Question

A nucleus ruptures into two nuclear parts which have their velocity ratio equal to $1:2$ . The ratio of their nuclear sizes (nuclear radius) is
A) ${2^{\dfrac{1}{3}}}:1$
B) $2:{1^{\dfrac{1}{3}}}$
C) $3:{1^{\dfrac{1}{2}}}$
D) $1:{3^{\dfrac{1}{2}}}$

Answer 1

Hint:In this problem, we are given that a nucleus ruptures into two nuclear parts and their velocities are given in some ratio. There are no unbalanced external forces acting on the system hence, the momentum of the two nuclear parts must be balanced. Related mass in terms of radius to find the required ratio.

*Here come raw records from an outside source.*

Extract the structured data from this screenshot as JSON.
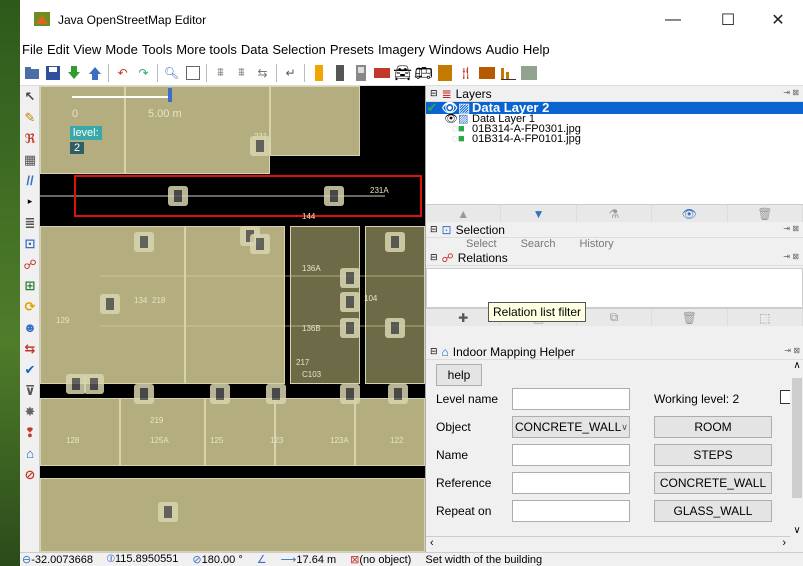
{
  "window": {
    "title": "Java OpenStreetMap Editor",
    "min": "—",
    "max": "☐",
    "close": "✕"
  },
  "menu": [
    "File",
    "Edit",
    "View",
    "Mode",
    "Tools",
    "More tools",
    "Data",
    "Selection",
    "Presets",
    "Imagery",
    "Windows",
    "Audio",
    "Help"
  ],
  "map": {
    "scale_label": "5.00 m",
    "scale_zero": "0",
    "level_label": "level:",
    "level_value": "2",
    "room_labels": [
      "231",
      "231A",
      "144",
      "136A",
      "134",
      "218",
      "129",
      "104",
      "136B",
      "217",
      "C103",
      "219",
      "125A",
      "125",
      "123",
      "123A",
      "122",
      "128"
    ],
    "selection_color": "#e01010"
  },
  "layers_panel": {
    "title": "Layers",
    "items": [
      {
        "name": "Data Layer 2",
        "active": true
      },
      {
        "name": "Data Layer 1",
        "active": false
      },
      {
        "name": "01B314-A-FP0301.jpg",
        "active": false
      },
      {
        "name": "01B314-A-FP0101.jpg",
        "active": false
      }
    ]
  },
  "selection_panel": {
    "title": "Selection",
    "select": "Select",
    "search": "Search",
    "history": "History"
  },
  "relations_panel": {
    "title": "Relations",
    "tooltip": "Relation list filter"
  },
  "indoor_panel": {
    "title": "Indoor Mapping Helper",
    "help": "help",
    "level_name_label": "Level name",
    "working_level_label": "Working level: 2",
    "object_label": "Object",
    "object_value": "CONCRETE_WALL",
    "name_label": "Name",
    "reference_label": "Reference",
    "repeat_on_label": "Repeat on",
    "buttons": [
      "ROOM",
      "STEPS",
      "CONCRETE_WALL",
      "GLASS_WALL"
    ]
  },
  "status": {
    "lat": "-32.0073668",
    "lon": "115.8950551",
    "angle": "180.00 °",
    "length": "17.64 m",
    "object": "(no object)",
    "hint": "Set width of the building"
  }
}
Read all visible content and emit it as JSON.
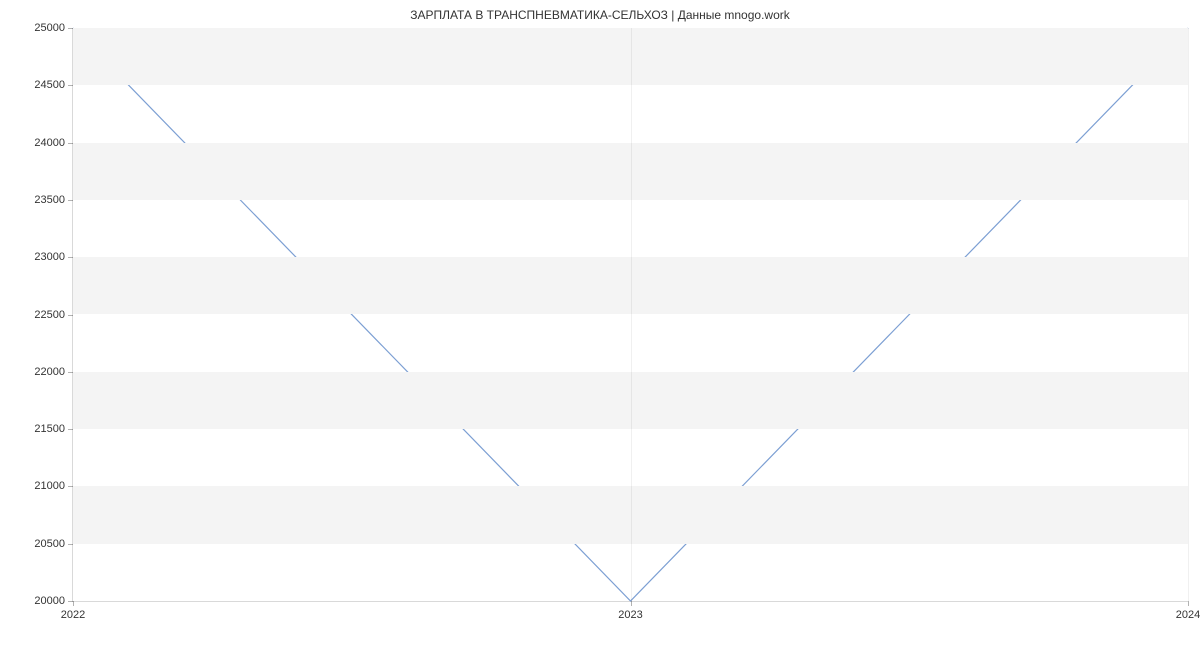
{
  "chart_data": {
    "type": "line",
    "title": "ЗАРПЛАТА В   ТРАНСПНЕВМАТИКА-СЕЛЬХОЗ | Данные mnogo.work",
    "x": [
      2022,
      2023,
      2024
    ],
    "values": [
      25000,
      20000,
      25000
    ],
    "x_ticks": [
      2022,
      2023,
      2024
    ],
    "y_ticks": [
      20000,
      20500,
      21000,
      21500,
      22000,
      22500,
      23000,
      23500,
      24000,
      24500,
      25000
    ],
    "xlim": [
      2022,
      2024
    ],
    "ylim": [
      20000,
      25000
    ],
    "xlabel": "",
    "ylabel": "",
    "line_color": "#7c9fd3",
    "band_color": "#f4f4f4"
  }
}
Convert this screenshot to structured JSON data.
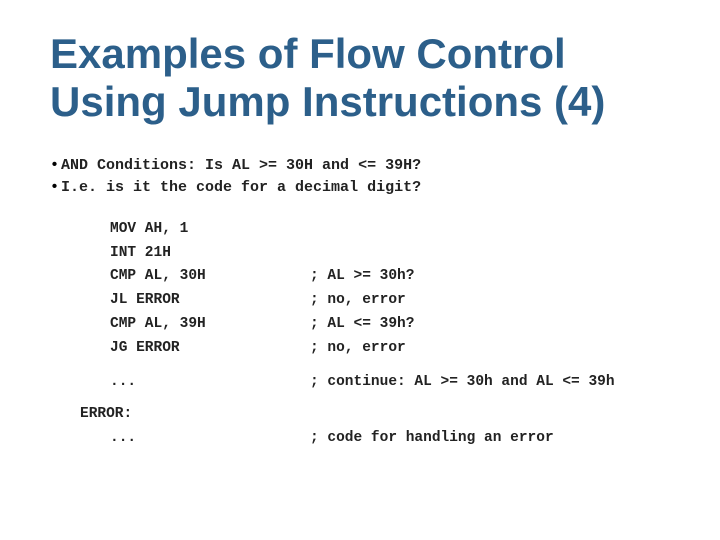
{
  "slide": {
    "title_line1": "Examples of Flow Control",
    "title_line2": "Using Jump Instructions (4)",
    "bullet1": "AND Conditions:  Is AL >= 30H and <= 39H?",
    "bullet2": "I.e. is it the code for a decimal digit?",
    "code": {
      "lines": [
        {
          "instruction": "MOV AH, 1",
          "comment": ""
        },
        {
          "instruction": "INT 21H",
          "comment": ""
        },
        {
          "instruction": "CMP AL, 30H",
          "comment": "; AL >= 30h?"
        },
        {
          "instruction": "JL ERROR",
          "comment": "; no, error"
        },
        {
          "instruction": "CMP AL, 39H",
          "comment": "; AL <= 39h?"
        },
        {
          "instruction": "JG ERROR",
          "comment": "; no, error"
        }
      ],
      "continue_instruction": "...",
      "continue_comment": "; continue: AL >= 30h and AL <= 39h"
    },
    "error": {
      "label": "ERROR:",
      "instruction": "...",
      "comment": "; code for handling an error"
    }
  }
}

Complete step-by-step solution: As the nucleus breaks into two parts, the given process is nuclear fission. Nuclear fission is a process in which the nucleus of an atom splits into two or more smaller nuclei as fission products, and usually some by-product particles are obtained. Fission is a form of elemental transmutation.
We are given with the velocities of the parts after the fission. We know that as no external force was acting on the nucleus, the momentum of the system must be conserved.
Now, initially the nucleus was at rest. Therefore, the initial momentum must be zero as the initial velocity is zero. The final momentum is the sum of momentum of each part. Let ${m_1}$ be the mass of the first part and ${m_2}$ be the mass of the second part. Thus, the momentum can be given as:

$0 = {m_1}{v_1} + {m_2}{v_2}$

As initial momentum was zero. Here, ${v_1},{v_2}$ are the velocities of the parts respectively. We are given that the ratio of velocities is ${v_1}:{v_2} = 1:2$ .
Considering magnitude only, we can have the mass in the ratio as:

$\dfrac{{{m_1}}}{{{m_2}}} = \dfrac{{{v_2}}}{{{v_1}}}$

Substituting ${v_1}:{v_2} = 1:2$ , we get

$\dfrac{{{m_1}}}{{{m_2}}} = \dfrac{2}{1}$ --equation $1$

The ratio is ${m_1}:{m_2} = 2:1$ ,

We know that, density of the two parts will be equal as they are made from the same nucleus hence the ratio of their mass to volume must also be equal. This implies, mass is directly proportional to volume. Considering the nucleus parts are in the shape of a sphere, the volume $V$ in terms of radius $r$ is given as $V = \dfrac{4}{3}\pi {r^3}$ .
We have achieved that mass is proportional to volume, therefore the ratio of mass in terms of radius is given as:

$\dfrac{{{m_1}}}{{{m_2}}} = \dfrac{{{r_1}^3}}{{{r_2}^3}}$

Here, ${r_1},{r_2}$ are the radius of the first and second part respectively.

Using equation $1$ we have;

$\dfrac{{{r_1}^3}}{{{r_2}^3}} = \dfrac{2}{1}$
$ \Rightarrow {r_1}:{r_2} = {2^{\dfrac{1}{3}}}:1$

Thus, option A is the correct option.

Note:Remember that mass can be expressed in terms of radius. Also, note that the density of the two parts will be equal. As no force was acting in the given system, the momentum of the system was conserved. Unlike fission, fusion is the process in which two smaller atoms combine to make a new atom.